7:00 An Introduction to ANTLR
7:45 Automatically Linking Structured and Unstructured Data
8:30 Open Discussion
An Introduction to ANTLR
President, Jazillian Inc
Automatic machine translation and language parsing. ANTLR, Another Tool for Language Recognition, is a language tool that provides a framework for constructing recognizers, interpreters, compilers, and translators from grammatical descriptions containing actions in a variety of target languages. The SPARQL query language grammar for ANTLR v3 was recently updated to version 1.1 and provides an implementation of the W3C SPARQL grammar specification.
Automatically Linking Structured and Unstructured Data: Connecting Databases to Text
President, Alias-i Inc
Natural language processing for text analytics, text data mining and search. LingPipe is a state-of-the-art suite of natural language processing tools written in Java that performs tokenization, sentence detection, named entity detection, coreference resolution, classification, clustering, part-of-speech tagging, general chunking, fuzzy dictionary matching. These general tools support a range of applications.
Breck will discuss the thorny problem of linking entities in a database to text mentions of those entities.
The challenges are:
- The John Smith problem: You have a text mention of "John Smith" and many possible John Smiths in the database. How to pick?

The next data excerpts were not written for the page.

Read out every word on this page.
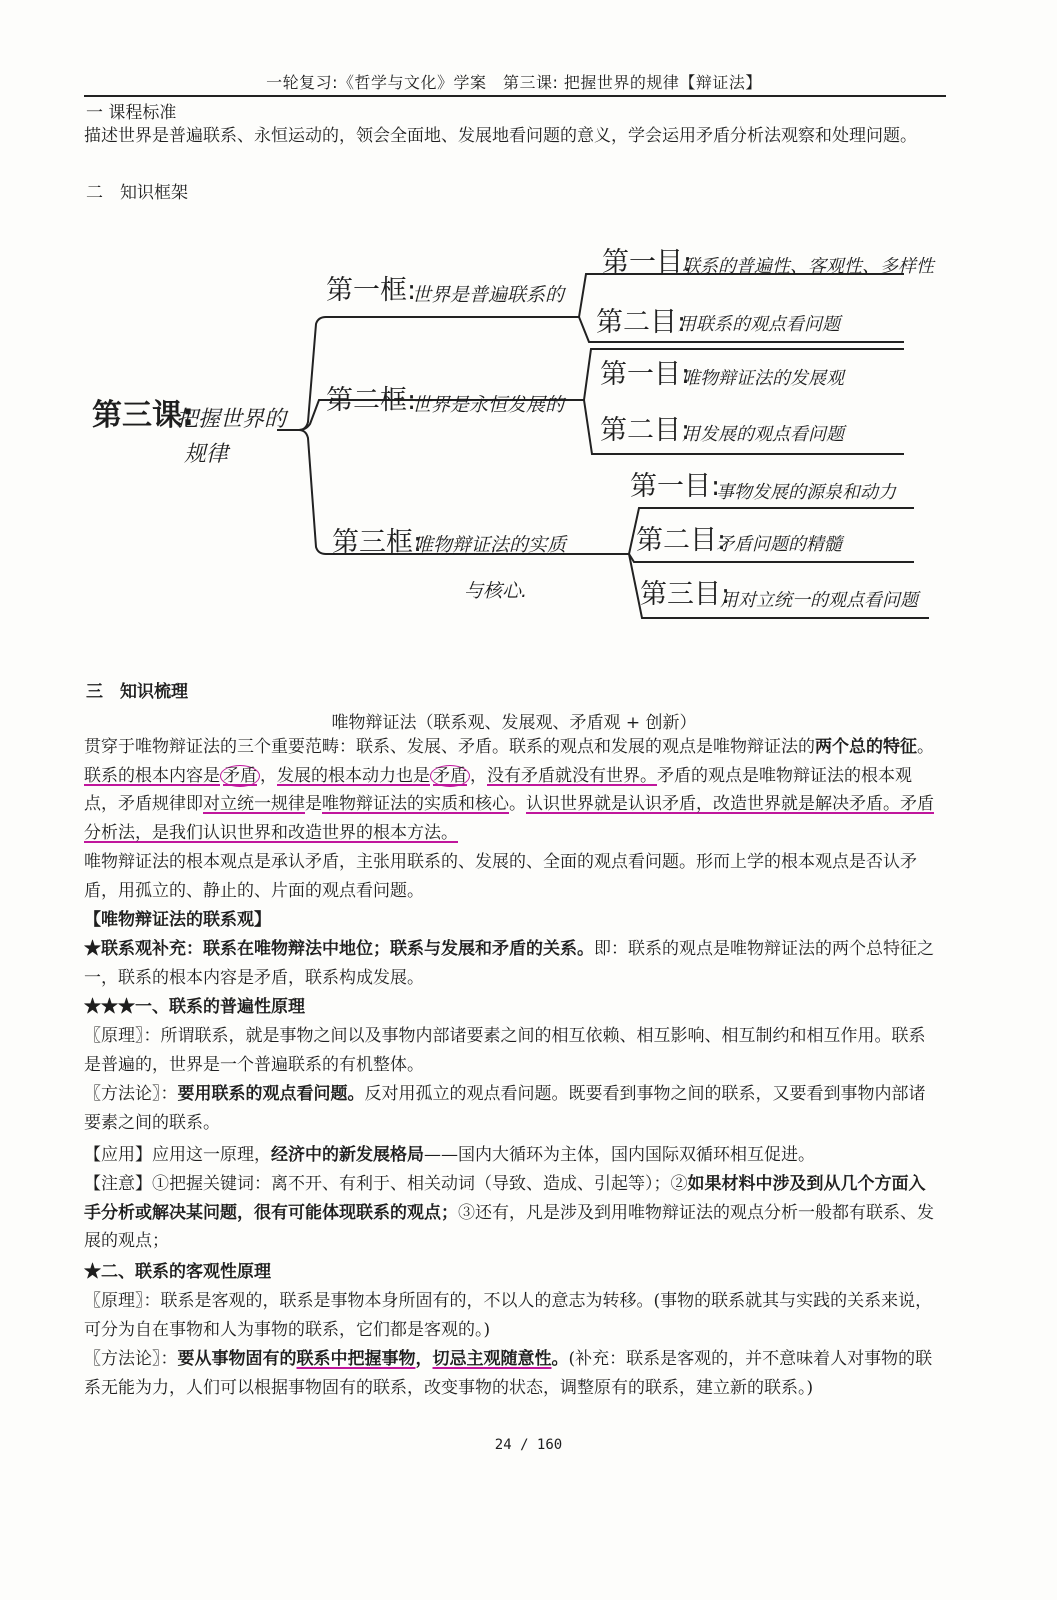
一轮复习:《哲学与文化》学案　第三课: 把握世界的规律【辩证法】
一 课程标准
描述世界是普遍联系、永恒运动的，领会全面地、发展地看问题的意义，学会运用矛盾分析法观察和处理问题。
二　知识框架
第三课:
把握世界的
规律
第一框:
世界是普遍联系的
第一目:
联系的普遍性、客观性、多样性
第二目:
用联系的观点看问题
第二框:
世界是永恒发展的
第一目:
唯物辩证法的发展观
第二目:
用发展的观点看问题
第三框:
唯物辩证法的实质
与核心.
第一目:
事物发展的源泉和动力
第二目:
矛盾问题的精髓
第三目:
用对立统一的观点看问题
三　知识梳理
唯物辩证法（联系观、发展观、矛盾观 + 创新）
贯穿于唯物辩证法的三个重要范畴：联系、发展、矛盾。联系的观点和发展的观点是唯物辩证法的两个总的特征。联系的根本内容是 矛盾 ，发展的根本动力也是 矛盾 ，没有矛盾就没有世界。矛盾的观点是唯物辩证法的根本观点，矛盾规律即对立统一规律是唯物辩证法的实质和核心。认识世界就是认识矛盾，改造世界就是解决矛盾。矛盾分析法，是我们认识世界和改造世界的根本方法。
唯物辩证法的根本观点是承认矛盾，主张用联系的、发展的、全面的观点看问题。形而上学的根本观点是否认矛盾，用孤立的、静止的、片面的观点看问题。
【唯物辩证法的联系观】
★联系观补充：联系在唯物辩法中地位；联系与发展和矛盾的关系。即：联系的观点是唯物辩证法的两个总特征之一，联系的根本内容是矛盾，联系构成发展。
★★★一、联系的普遍性原理
〖原理〗：所谓联系，就是事物之间以及事物内部诸要素之间的相互依赖、相互影响、相互制约和相互作用。联系是普遍的，世界是一个普遍联系的有机整体。
〖方法论〗：要用联系的观点看问题。反对用孤立的观点看问题。既要看到事物之间的联系，又要看到事物内部诸要素之间的联系。
【应用】应用这一原理，经济中的新发展格局——国内大循环为主体，国内国际双循环相互促进。
【注意】①把握关键词：离不开、有利于、相关动词（导致、造成、引起等）；②如果材料中涉及到从几个方面入手分析或解决某问题，很有可能体现联系的观点；③还有，凡是涉及到用唯物辩证法的观点分析一般都有联系、发展的观点；
★二、联系的客观性原理
〖原理〗：联系是客观的，联系是事物本身所固有的，不以人的意志为转移。(事物的联系就其与实践的关系来说，可分为自在事物和人为事物的联系，它们都是客观的。)
〖方法论〗：要从事物固有的联系中把握事物，切忌主观随意性。(补充：联系是客观的，并不意味着人对事物的联系无能为力，人们可以根据事物固有的联系，改变事物的状态，调整原有的联系，建立新的联系。)
24 / 160
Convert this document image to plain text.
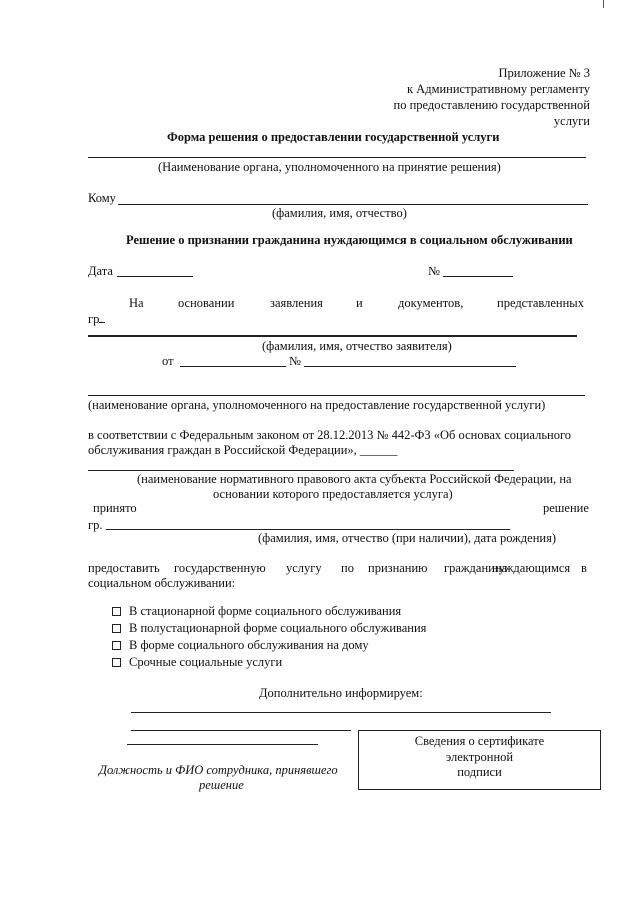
Приложение № 3
к Административному регламенту
по предоставлению государственной
услуги
Форма решения о предоставлении государственной услуги
(Наименование органа, уполномоченного на принятие решения)
Кому
(фамилия, имя, отчество)
Решение о признании гражданина нуждающимся в социальном обслуживании
Дата	№
На	основании	заявления	и	документов,	представленных
гр.
(фамилия, имя, отчество заявителя)
от	№
(наименование органа, уполномоченного на предоставление государственной услуги)
в соответствии с Федеральным законом от 28.12.2013 № 442-ФЗ «Об основах социального
обслуживания граждан в Российской Федерации», ______
(наименование нормативного правового акта субъекта Российской Федерации, на
основании которого предоставляется услуга)
принято	решение
гр.
(фамилия, имя, отчество (при наличии), дата рождения)
предоставить государственную услугу по признанию гражданина
нуждающимся в
социальном обслуживании:
В стационарной форме социального обслуживания
В полустационарной форме социального обслуживания
В форме социального обслуживания на дому
Срочные социальные услуги
Дополнительно информируем:
Должность и ФИО сотрудника, принявшего
решение
Сведения о сертификате
электронной
подписи
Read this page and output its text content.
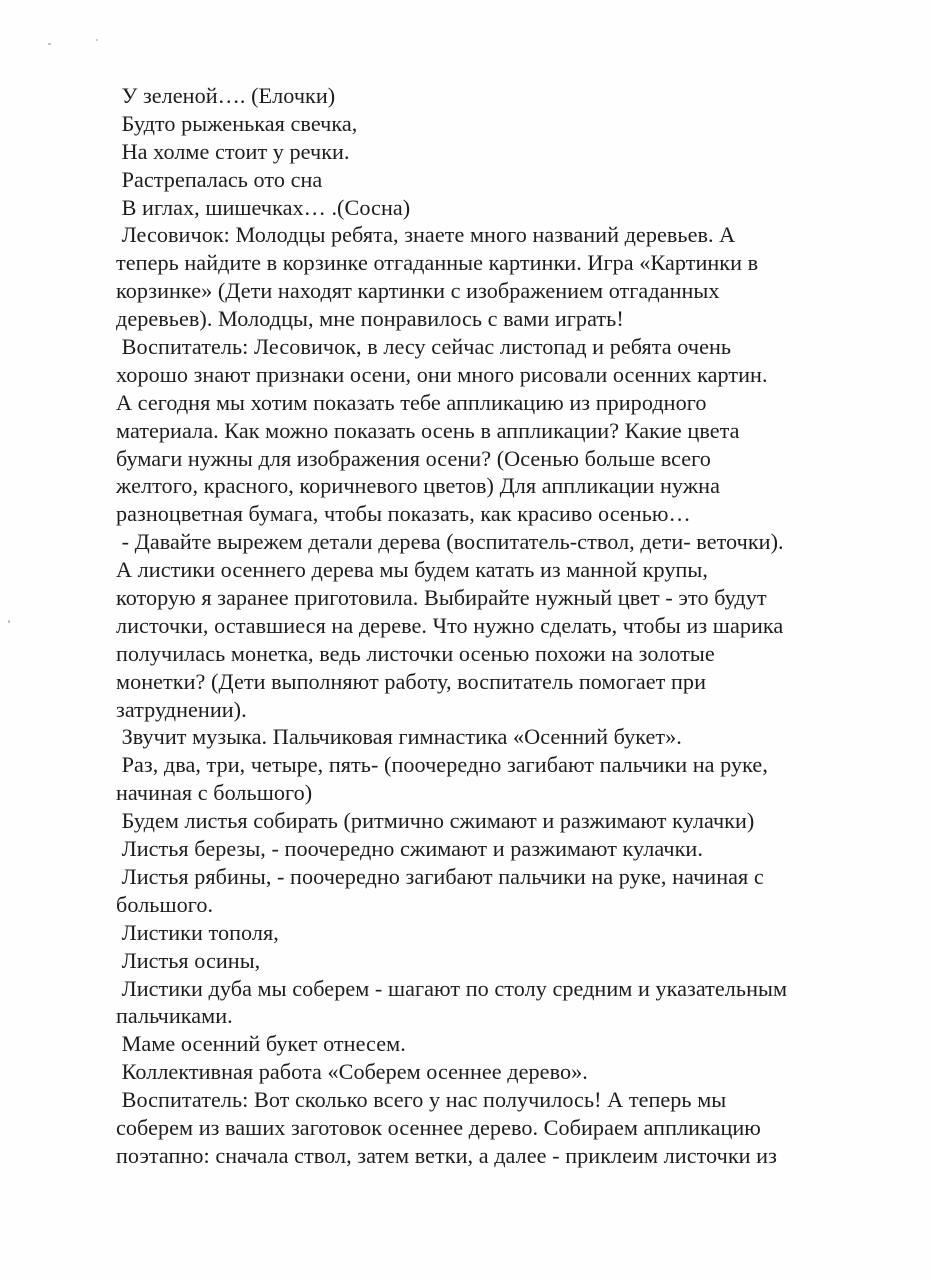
У зеленой…. (Елочки)
Будто рыженькая свечка,
На холме стоит у речки.
Растрепалась ото сна
В иглах, шишечках… .(Сосна)
Лесовичок: Молодцы ребята, знаете много названий деревьев. А
теперь найдите в корзинке отгаданные картинки. Игра «Картинки в
корзинке» (Дети находят картинки с изображением отгаданных
деревьев). Молодцы, мне понравилось с вами играть!
Воспитатель: Лесовичок, в лесу сейчас листопад и ребята очень
хорошо знают признаки осени, они много рисовали осенних картин.
А сегодня мы хотим показать тебе аппликацию из природного
материала. Как можно показать осень в аппликации? Какие цвета
бумаги нужны для изображения осени? (Осенью больше всего
желтого, красного, коричневого цветов) Для аппликации нужна
разноцветная бумага, чтобы показать, как красиво осенью…
- Давайте вырежем детали дерева (воспитатель-ствол, дети- веточки).
А листики осеннего дерева мы будем катать из манной крупы,
которую я заранее приготовила. Выбирайте нужный цвет - это будут
листочки, оставшиеся на дереве. Что нужно сделать, чтобы из шарика
получилась монетка, ведь листочки осенью похожи на золотые
монетки? (Дети выполняют работу, воспитатель помогает при
затруднении).
Звучит музыка. Пальчиковая гимнастика «Осенний букет».
Раз, два, три, четыре, пять- (поочередно загибают пальчики на руке,
начиная с большого)
Будем листья собирать (ритмично сжимают и разжимают кулачки)
Листья березы, - поочередно сжимают и разжимают кулачки.
Листья рябины, - поочередно загибают пальчики на руке, начиная с
большого.
Листики тополя,
Листья осины,
Листики дуба мы соберем - шагают по столу средним и указательным
пальчиками.
Маме осенний букет отнесем.
Коллективная работа «Соберем осеннее дерево».
Воспитатель: Вот сколько всего у нас получилось! А теперь мы
соберем из ваших заготовок осеннее дерево. Собираем аппликацию
поэтапно: сначала ствол, затем ветки, а далее - приклеим листочки из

- The name variant problem: Your database has an incomplete list of aliases for a gene. Serpina3 has the alias 'ACT', but is also called 'AACT' in the literature but you don't know that.
- The new entity problem: You want to discover new performers when they show up in your entertainment text sources. Those new performers are not in your database yet, how is that handled?
Breck will discuss how you can approach these problems using the LingPipe suite of tools in context of entertainment news and bioinformatics.